A l'issue d'un placement d'au moins six mois, les parents introduisent une requête auprès du tribunal de grande instance de leur domicile. Si toutes les conditions sont remplies, le jugement d'adoption est prononcé et la filiation instituée. Les travailleurs sociaux se font alors très discrets et laissent la place aux associations de parents adoptifs. Car l'amour n'immunise pas contre les troubles ultérieurs et les adoptants sont avides d'expériences vécues par d'autres parents.

« Autrefois, l'adoption était taboue. Elle a beaucoup évolué, observe Mylone Rouanne, mère naturelle et adoptive, formatrice à l'accompagnement des familles au sein de l'association Enfance et familles d'adoption  (EFA)   (4). L'adoption internationale a tout fait exploser : on a pu accueillir des enfants grands et d'autres races. Et l'on a commencé à parler des difficultés »   (5). En cas d'échec scolaire, de violence, les enseignants ont tendance à mettre cela sur le compte de l'adoption. Les parents culpabilisent car ils pensent qu'ils n'ont pas droit à l'erreur. Ils se posent beaucoup de questions, surtout à l'adolescence quand le jeune fait monter les enchères pour mesurer la solidité des liens qui les unissent. Ou quand il veut se lancer à la quête de ses origines : une épreuve pour les parents qui doivent accepter la démarche. L'association EFA leur apporte un soutien au téléphone et au sein de groupes de parole.

La difficulté est accrue quand l'enfant vient de l'étranger car il vit un bouleversement complet de ses habitudes et repères quotidiens. Même pour le tout-petit : les odeurs, le langage, le portage changent. Païdia, organisme autorisé pour l'adoption et habilité notamment pour le Niger, informe les parents sur le pays d'origine de leur enfant et les incite à s'imprégner de sa culture. Les correspondants prennent des photos du milieu de vie et du petit chez sa nourrice africaine. Pour les parents mais aussi pour laisser des traces à l'enfant, des témoignages de son histoire. C'est pourquoi, on recommande qu'il garde son prénom d'origine à côté de celui que pourront lui donner ses parents et de son nouveau patronyme : ainsi, en étant désiré puis nommé et inscrit dans un lien de filiation, il va pouvoir construire son identité.
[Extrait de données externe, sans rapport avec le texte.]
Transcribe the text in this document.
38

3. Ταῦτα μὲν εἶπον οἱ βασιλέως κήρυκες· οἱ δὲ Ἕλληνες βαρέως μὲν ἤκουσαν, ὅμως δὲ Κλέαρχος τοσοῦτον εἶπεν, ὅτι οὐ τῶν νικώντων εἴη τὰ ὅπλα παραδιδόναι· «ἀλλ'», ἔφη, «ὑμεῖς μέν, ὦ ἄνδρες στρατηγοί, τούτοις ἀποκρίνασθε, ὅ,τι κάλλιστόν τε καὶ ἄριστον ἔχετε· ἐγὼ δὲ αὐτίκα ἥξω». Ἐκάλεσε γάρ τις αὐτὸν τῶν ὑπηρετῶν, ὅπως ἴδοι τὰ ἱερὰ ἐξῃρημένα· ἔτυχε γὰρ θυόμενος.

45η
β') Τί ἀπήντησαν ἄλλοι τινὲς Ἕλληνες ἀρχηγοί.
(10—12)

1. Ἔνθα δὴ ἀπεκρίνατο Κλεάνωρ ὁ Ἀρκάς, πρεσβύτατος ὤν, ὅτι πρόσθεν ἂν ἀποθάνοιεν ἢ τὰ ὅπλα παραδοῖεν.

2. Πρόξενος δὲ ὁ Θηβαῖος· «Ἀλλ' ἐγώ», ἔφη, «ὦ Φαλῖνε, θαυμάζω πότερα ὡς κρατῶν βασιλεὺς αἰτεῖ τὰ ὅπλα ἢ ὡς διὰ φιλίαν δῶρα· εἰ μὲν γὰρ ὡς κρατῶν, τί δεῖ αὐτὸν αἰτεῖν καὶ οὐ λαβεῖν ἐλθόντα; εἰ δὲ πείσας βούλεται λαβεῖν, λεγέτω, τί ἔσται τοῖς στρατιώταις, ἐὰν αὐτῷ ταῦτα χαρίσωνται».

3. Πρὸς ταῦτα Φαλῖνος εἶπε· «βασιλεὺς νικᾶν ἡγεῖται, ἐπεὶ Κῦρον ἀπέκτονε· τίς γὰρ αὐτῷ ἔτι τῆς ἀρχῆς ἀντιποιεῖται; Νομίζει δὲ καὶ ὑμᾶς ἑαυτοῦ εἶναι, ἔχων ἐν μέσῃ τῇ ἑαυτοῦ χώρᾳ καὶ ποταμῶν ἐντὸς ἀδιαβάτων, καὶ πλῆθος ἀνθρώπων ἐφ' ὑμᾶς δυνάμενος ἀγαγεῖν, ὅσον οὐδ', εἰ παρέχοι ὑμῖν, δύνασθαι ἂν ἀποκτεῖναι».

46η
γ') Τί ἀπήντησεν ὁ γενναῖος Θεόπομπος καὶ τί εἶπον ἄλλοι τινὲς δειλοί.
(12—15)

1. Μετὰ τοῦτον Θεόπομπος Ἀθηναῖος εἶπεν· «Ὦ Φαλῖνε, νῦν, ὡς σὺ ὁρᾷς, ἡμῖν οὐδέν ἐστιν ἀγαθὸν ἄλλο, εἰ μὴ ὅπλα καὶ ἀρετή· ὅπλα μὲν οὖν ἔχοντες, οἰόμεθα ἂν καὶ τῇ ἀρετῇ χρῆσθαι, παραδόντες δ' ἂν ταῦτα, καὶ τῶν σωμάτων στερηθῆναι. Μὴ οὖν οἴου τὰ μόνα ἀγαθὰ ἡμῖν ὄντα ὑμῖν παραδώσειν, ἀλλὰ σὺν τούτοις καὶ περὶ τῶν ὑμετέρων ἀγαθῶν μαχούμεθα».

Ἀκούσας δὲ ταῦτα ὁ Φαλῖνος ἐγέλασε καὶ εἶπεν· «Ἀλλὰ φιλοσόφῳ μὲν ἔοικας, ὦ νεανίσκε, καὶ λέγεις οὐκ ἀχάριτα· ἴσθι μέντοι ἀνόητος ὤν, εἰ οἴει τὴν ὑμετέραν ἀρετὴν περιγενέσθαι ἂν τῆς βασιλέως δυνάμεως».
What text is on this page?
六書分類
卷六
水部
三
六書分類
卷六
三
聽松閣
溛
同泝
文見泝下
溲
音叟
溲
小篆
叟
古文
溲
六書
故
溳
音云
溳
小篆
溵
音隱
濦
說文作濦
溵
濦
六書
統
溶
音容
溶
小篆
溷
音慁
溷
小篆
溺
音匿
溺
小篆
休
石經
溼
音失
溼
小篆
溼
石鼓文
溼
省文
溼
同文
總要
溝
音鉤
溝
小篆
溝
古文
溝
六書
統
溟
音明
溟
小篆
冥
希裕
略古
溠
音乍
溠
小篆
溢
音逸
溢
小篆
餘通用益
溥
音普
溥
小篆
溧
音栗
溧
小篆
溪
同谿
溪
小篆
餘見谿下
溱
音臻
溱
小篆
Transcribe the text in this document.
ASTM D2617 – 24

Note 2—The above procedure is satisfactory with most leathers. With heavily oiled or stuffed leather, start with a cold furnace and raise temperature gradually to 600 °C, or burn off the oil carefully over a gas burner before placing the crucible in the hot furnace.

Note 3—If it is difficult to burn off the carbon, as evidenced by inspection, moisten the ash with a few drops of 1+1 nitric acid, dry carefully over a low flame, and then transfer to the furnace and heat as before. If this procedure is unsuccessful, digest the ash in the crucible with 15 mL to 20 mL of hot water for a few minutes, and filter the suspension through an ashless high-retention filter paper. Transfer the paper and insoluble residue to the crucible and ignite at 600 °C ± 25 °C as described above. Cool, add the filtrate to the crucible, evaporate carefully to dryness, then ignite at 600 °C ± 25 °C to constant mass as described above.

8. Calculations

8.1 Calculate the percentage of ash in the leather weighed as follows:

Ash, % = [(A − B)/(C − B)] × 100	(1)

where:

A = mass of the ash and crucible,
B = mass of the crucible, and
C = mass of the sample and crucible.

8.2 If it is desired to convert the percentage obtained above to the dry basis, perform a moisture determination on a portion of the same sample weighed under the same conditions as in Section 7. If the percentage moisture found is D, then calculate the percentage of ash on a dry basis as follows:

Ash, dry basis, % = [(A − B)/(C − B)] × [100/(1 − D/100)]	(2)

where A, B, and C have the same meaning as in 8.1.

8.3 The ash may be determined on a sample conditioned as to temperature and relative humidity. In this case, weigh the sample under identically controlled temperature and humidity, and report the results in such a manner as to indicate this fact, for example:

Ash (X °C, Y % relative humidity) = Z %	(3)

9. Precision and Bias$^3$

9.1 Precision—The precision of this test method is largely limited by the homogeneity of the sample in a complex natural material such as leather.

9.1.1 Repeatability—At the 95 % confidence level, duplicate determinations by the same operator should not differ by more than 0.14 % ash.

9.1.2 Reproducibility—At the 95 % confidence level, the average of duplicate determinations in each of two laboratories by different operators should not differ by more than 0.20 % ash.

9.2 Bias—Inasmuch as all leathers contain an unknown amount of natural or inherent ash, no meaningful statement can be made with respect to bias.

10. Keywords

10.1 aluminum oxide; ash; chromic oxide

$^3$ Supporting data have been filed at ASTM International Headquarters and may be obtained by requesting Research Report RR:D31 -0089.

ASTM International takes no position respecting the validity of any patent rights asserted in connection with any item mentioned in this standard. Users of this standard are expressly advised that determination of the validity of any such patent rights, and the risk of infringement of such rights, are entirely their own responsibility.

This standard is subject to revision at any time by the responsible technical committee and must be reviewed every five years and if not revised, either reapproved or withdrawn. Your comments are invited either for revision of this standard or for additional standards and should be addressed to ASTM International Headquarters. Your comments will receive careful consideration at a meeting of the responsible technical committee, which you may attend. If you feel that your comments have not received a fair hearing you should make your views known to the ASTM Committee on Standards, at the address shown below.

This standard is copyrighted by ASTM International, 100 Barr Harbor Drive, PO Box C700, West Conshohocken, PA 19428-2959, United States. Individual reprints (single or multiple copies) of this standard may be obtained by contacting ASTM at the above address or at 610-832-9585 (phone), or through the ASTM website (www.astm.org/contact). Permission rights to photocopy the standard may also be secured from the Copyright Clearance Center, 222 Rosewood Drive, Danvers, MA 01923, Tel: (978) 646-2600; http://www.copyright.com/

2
« On se sent le devoir d'être parfait, c'est lourd à porter », se plaint un parent. Fiez-vous à votre feeling, répond Bernard Golse qui insiste également sur la qualité et la multiplicité des écoutes par divers professionnels pour requalifier les parents souffrant d'un « fantasme d'incompétence ». En même temps, il pointe la « dictature » du concept de projet d'adoption : il n'y a pas lieu de vouloir à tout prix faire expliciter aux postulants leur désir d'enfant, qui est l'essence même de la nature humaine. Françoise Gailliard

Notes

(1)  Voir le cadre juridique et administratif de l'adoption dans le supplément au n° 2182 des ASH du 29 septembre 2000. Le présent article ne traite que de l'adoption pleinière.

(2)  Lors de la journée départementale « Adopter, construire une vie », organisée le 8 décembre 2000 à Lille par le conseil général du Nord dont le président, Bernard Derosier, est également président du Conseil supérieur de l'adoption - Hôtel du département : 51, rue Gustave-Delory - 59047 Lille cedex - Tél. 03 20 63 59 59. 

(3)  Tél. 03 20 63 47 93/48 77.

(4)  La fédération EFA regroupe 8 600 familles au sein de 92 associations départementales : 221, rue La Fayette - 75010 Paris - Tél. 01 40 05 57 70.

(5)  L'adoption internationale vient de faire l'objet d'une nouvelle loi et d'un rapport parlementaire - Voir ce numéro.